Welcome to your weekly digest of approaching regulatory and clinical readouts. The FDA decision for Valeant’s (NYSE:VRX) Vesneo in glaucoma is fast approaching and by July 21 the company could have approval. This project faces a competitive market and pricing pressure from generics will be intense.
Meanwhile, the results of two studies of fostamatinib in immune thrombocytopenic purpura are expected shortly. Fostamatinib has been a big disappointment in the clinic and was previously abandoned in rheumatoid arthritis; Rigel has however ploughed on with its development and will be hoping it has not all been for nothing.
Given all that has happened with Valeant in the past eight months, the FDA decision deadline for Vesneo seems rather routine. But the speciality pharma could use a dose of good news on the product side, and the glaucoma drug seems poised to deliver just that.

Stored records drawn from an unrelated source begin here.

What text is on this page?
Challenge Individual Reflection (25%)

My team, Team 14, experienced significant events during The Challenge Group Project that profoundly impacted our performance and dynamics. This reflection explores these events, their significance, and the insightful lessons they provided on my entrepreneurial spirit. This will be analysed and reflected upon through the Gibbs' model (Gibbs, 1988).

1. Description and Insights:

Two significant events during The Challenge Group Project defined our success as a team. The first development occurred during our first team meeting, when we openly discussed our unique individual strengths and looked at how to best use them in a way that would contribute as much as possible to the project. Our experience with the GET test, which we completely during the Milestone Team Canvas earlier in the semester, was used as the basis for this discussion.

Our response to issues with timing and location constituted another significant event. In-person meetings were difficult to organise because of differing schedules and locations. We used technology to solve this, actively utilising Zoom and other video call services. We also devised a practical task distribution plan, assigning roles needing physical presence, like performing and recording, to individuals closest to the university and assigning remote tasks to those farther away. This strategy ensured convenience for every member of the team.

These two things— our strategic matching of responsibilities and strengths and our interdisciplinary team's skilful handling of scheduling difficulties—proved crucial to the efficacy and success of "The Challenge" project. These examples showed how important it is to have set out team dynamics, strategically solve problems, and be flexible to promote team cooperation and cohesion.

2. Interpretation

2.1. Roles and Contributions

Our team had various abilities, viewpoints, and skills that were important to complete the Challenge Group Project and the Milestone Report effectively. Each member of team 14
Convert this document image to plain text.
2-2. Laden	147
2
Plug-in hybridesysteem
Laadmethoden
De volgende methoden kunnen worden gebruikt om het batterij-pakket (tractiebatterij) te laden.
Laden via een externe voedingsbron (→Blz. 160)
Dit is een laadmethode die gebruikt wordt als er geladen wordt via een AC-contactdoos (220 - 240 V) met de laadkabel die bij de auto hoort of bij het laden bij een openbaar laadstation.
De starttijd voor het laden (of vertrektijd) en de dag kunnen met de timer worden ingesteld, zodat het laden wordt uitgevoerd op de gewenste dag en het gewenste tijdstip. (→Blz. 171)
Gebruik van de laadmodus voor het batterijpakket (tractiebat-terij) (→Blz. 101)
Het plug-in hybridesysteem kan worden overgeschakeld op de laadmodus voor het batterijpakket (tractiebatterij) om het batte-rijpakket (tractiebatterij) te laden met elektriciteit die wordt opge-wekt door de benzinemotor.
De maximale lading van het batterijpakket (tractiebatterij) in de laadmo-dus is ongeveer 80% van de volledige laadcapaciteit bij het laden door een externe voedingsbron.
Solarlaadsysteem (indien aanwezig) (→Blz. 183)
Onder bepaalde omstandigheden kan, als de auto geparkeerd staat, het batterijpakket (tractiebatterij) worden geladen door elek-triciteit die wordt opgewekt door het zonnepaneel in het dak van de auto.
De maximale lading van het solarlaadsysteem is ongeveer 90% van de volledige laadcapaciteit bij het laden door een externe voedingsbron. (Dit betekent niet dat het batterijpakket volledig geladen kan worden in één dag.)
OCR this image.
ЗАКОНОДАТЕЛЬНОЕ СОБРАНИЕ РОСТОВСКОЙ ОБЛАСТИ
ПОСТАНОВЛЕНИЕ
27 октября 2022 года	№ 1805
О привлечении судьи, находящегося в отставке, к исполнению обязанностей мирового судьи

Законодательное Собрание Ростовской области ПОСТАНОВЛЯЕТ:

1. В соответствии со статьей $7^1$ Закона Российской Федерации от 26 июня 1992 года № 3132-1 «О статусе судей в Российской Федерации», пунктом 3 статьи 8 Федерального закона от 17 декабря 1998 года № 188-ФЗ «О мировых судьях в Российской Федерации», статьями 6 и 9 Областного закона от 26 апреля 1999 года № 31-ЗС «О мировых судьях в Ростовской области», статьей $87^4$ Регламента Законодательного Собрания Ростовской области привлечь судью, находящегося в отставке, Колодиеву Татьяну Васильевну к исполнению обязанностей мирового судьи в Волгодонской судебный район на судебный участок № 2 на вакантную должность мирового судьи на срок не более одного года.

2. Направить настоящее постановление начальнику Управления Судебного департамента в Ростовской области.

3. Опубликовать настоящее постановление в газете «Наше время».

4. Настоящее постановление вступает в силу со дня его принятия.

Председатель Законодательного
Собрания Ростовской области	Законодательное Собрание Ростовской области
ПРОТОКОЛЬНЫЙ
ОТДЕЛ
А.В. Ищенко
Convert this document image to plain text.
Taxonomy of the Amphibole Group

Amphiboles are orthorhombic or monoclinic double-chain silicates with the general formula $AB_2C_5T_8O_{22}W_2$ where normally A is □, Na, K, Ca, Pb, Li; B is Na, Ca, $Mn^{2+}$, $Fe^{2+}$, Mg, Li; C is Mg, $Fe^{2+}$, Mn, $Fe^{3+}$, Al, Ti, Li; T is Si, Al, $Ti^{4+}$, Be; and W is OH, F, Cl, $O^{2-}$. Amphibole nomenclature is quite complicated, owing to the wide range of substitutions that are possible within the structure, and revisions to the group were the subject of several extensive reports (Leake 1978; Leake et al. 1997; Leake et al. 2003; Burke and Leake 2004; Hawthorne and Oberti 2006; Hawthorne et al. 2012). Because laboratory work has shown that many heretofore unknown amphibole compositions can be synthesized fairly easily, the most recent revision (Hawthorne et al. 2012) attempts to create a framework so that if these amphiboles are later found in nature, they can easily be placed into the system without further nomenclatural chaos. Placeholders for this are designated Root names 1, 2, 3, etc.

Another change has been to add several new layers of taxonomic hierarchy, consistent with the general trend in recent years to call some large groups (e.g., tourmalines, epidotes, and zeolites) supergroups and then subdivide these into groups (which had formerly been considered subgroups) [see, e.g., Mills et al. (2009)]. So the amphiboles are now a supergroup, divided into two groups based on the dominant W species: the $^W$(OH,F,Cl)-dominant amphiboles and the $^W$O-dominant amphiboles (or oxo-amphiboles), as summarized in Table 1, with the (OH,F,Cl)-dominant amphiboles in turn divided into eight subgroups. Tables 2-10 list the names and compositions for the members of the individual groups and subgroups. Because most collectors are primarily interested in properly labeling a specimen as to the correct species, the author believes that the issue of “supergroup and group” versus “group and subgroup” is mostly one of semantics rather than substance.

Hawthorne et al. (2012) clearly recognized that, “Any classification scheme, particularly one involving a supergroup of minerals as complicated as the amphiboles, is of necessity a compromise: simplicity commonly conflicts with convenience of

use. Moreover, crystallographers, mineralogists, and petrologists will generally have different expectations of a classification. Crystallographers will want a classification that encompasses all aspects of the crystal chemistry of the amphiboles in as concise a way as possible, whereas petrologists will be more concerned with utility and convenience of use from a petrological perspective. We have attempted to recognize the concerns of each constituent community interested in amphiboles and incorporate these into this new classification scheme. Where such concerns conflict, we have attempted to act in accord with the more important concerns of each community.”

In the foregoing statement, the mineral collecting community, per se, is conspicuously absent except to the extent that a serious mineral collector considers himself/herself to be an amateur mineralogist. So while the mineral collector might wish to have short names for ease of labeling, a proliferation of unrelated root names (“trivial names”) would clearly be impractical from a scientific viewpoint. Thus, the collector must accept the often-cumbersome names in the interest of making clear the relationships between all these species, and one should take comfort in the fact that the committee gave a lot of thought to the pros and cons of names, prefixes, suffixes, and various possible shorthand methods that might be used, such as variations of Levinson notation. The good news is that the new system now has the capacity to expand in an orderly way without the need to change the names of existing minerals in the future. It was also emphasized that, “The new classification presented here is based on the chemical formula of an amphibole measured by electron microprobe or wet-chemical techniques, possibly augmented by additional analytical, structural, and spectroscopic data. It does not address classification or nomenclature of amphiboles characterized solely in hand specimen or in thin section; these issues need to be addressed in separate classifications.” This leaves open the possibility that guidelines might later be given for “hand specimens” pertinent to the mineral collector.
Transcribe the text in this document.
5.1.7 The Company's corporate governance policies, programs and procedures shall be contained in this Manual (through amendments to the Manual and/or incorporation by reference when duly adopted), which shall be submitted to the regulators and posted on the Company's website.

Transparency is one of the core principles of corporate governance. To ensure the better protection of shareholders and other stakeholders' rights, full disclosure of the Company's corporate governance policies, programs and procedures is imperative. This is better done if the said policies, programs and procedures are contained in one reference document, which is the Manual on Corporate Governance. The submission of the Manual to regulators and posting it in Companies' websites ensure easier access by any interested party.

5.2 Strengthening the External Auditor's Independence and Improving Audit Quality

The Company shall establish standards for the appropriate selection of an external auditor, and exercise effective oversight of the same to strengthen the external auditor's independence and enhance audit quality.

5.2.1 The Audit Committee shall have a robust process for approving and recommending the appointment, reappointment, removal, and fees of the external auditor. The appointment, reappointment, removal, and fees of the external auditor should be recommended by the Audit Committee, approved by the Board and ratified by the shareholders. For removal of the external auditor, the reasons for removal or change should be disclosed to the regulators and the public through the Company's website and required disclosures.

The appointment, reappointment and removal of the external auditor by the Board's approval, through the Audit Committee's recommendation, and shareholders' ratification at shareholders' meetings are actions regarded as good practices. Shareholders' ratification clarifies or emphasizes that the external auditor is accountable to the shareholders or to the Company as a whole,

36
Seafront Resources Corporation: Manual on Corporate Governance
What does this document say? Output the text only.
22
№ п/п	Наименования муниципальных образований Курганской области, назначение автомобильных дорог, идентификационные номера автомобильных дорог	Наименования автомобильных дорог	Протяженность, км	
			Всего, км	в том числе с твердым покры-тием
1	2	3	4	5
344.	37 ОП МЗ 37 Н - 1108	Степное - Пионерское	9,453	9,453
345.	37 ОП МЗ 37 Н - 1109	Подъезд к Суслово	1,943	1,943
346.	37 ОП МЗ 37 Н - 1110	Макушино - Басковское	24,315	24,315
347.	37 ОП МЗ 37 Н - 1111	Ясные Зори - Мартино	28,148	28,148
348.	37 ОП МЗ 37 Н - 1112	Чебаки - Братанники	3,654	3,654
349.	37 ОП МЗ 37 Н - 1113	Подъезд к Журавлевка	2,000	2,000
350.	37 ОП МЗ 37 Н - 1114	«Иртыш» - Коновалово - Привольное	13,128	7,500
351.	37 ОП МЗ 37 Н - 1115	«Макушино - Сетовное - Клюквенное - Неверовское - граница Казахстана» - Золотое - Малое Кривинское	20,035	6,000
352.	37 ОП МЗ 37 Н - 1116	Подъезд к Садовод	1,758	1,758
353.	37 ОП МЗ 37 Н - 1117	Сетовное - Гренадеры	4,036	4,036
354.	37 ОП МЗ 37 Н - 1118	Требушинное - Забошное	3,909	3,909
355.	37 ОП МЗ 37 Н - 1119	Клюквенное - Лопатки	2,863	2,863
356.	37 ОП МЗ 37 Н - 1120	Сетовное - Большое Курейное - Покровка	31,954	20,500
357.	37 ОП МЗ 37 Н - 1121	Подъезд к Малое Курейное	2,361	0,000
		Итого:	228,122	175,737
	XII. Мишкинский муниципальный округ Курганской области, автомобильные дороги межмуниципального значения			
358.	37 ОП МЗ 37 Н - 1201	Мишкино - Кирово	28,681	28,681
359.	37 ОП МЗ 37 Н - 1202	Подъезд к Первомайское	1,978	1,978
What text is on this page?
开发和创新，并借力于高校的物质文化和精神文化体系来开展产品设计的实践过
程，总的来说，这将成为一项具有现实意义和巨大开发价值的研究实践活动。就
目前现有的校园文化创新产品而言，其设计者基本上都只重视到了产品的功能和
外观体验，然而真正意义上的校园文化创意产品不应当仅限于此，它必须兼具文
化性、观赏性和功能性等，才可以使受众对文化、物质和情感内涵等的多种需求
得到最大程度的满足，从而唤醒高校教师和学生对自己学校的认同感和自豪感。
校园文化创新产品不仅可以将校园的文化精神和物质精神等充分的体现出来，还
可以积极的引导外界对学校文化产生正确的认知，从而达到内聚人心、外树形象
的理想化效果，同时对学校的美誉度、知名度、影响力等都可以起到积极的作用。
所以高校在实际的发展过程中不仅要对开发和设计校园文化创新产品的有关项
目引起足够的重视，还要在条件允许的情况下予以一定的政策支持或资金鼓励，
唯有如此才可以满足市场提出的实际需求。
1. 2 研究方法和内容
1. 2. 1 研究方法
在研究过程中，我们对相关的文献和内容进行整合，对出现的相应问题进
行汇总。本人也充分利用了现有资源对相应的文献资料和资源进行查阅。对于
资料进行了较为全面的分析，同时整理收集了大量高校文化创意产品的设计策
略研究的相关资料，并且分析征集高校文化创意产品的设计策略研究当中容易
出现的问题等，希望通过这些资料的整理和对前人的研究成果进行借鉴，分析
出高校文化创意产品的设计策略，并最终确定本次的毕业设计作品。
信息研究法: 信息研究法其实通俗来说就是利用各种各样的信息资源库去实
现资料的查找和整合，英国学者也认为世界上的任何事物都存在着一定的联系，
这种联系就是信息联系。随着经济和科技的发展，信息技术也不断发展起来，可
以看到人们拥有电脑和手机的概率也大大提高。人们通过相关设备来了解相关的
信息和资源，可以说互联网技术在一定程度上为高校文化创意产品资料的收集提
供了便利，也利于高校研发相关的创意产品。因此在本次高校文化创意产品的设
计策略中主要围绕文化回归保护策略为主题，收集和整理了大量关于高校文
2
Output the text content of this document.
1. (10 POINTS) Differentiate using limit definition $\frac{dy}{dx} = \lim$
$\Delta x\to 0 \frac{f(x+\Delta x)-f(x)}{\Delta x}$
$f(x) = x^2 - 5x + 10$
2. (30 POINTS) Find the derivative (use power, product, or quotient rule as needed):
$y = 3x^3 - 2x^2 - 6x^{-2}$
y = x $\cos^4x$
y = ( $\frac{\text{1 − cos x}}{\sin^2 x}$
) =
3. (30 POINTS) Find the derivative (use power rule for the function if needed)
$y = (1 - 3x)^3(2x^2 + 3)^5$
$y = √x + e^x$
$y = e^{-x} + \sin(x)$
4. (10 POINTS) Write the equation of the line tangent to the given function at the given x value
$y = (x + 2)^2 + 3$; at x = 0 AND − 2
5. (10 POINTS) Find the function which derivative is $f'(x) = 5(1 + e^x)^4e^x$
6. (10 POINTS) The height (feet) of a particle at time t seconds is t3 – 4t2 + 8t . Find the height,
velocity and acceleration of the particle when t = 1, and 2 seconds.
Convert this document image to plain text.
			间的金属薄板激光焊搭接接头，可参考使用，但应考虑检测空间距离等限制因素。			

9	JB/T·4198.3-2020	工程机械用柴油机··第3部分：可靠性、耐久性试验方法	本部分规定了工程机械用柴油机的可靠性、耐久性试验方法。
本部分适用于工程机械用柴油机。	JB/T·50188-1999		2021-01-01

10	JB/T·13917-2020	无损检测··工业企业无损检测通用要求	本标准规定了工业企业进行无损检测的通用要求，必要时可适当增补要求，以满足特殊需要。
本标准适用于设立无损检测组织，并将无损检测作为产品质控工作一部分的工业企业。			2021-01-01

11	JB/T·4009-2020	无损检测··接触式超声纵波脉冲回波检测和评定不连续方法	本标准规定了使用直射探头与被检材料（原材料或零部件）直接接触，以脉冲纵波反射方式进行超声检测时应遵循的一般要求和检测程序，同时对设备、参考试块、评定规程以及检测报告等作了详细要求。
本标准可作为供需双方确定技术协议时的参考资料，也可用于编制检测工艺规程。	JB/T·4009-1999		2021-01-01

Valeant acquired rights to Vesneo through its 2013 acquisition of Bausch + Lomb, and originator Nicox has exercised US co-promotion rights.
In two phase III glaucoma trials Vesneo hit the primary endpoint of non-inferiority to the generic beta-blocker timolol on the reduction of mean intraocular pressure (IOP). The result was not surprising because Vesneo, known generically as latanoprostene bunod, is a prostaglandin, and these molecules are known to be more potent than beta-blockers.
More importantly a phase IIb study showed superiority to Xalatan, the off-patent original formulation of latanoprost. The greater efficacy is believed to be due to the addition of a nitric oxide donating moiety provided by Nicox’s technology, which also has an IOP-reducing benefit.
The commercial challenge will be for a new glaucoma drug to prove itself in a crowded market with numerous generic options and combat Allergan’s (NYSE:AGN) dominance in the branded space (Despite blockbuster hopes Valeant’s glaucoma drug will have to fight for share, September 25, 2014). Sales of marketed glaucoma drugs are expected to shrink by 2% a year between 2015 and 2022, so the partners will have some work to do. EvaluatePharma forecasts Vesneo sales of $336m in 2022.
FIT but you know it
The phase III programme called FIT is testing fostamatinib in immune thrombocytopenic purpura, an autoimmune disease leading to reduced platelet counts with symptoms ranging from mild bruising to severe bleeding. The two identical trials have enrolled 75 adult patients each.
The primary endpoint is a stable platelet response by week 24 with platelet counts at or above 50,000 per microlitre of blood for at least four of the final six qualifying blood draws. The company plans to file in the first quarter of next year if the FIT trials are positive.
Fostamatinib is a spleen tyrosine kinase inhibitor and will, if approved, likely be used in a third-line setting behind first-line corticosteroids or intravenous immunogloblins and second-line Rituximab or splenectomy.
It was initially being developed in rheumatoid arthritis but phase III trials were terminated in 2013 due to lack of efficacy and AstraZeneca (NYSE:AZN) subsequently returned its rights (Rigel falls to earth as fosta is returned, June 4, 2013).
This did not deter Rigel, although forecasts now sit at $153m by 2022 according to EvaluatePharma consensus. 2018 sales were once pegged at nearer $500m showing just how far it has fallen.
As of the end of March Rigel had $103.6m in cash – sufficient to fund operations into the third quarter of 2017. Rigel has suffered previous pipeline setbacks including R343 in asthma and R348 in dry eye disease, and so far this year shares are off nearly 25%. Some good news is very much needed.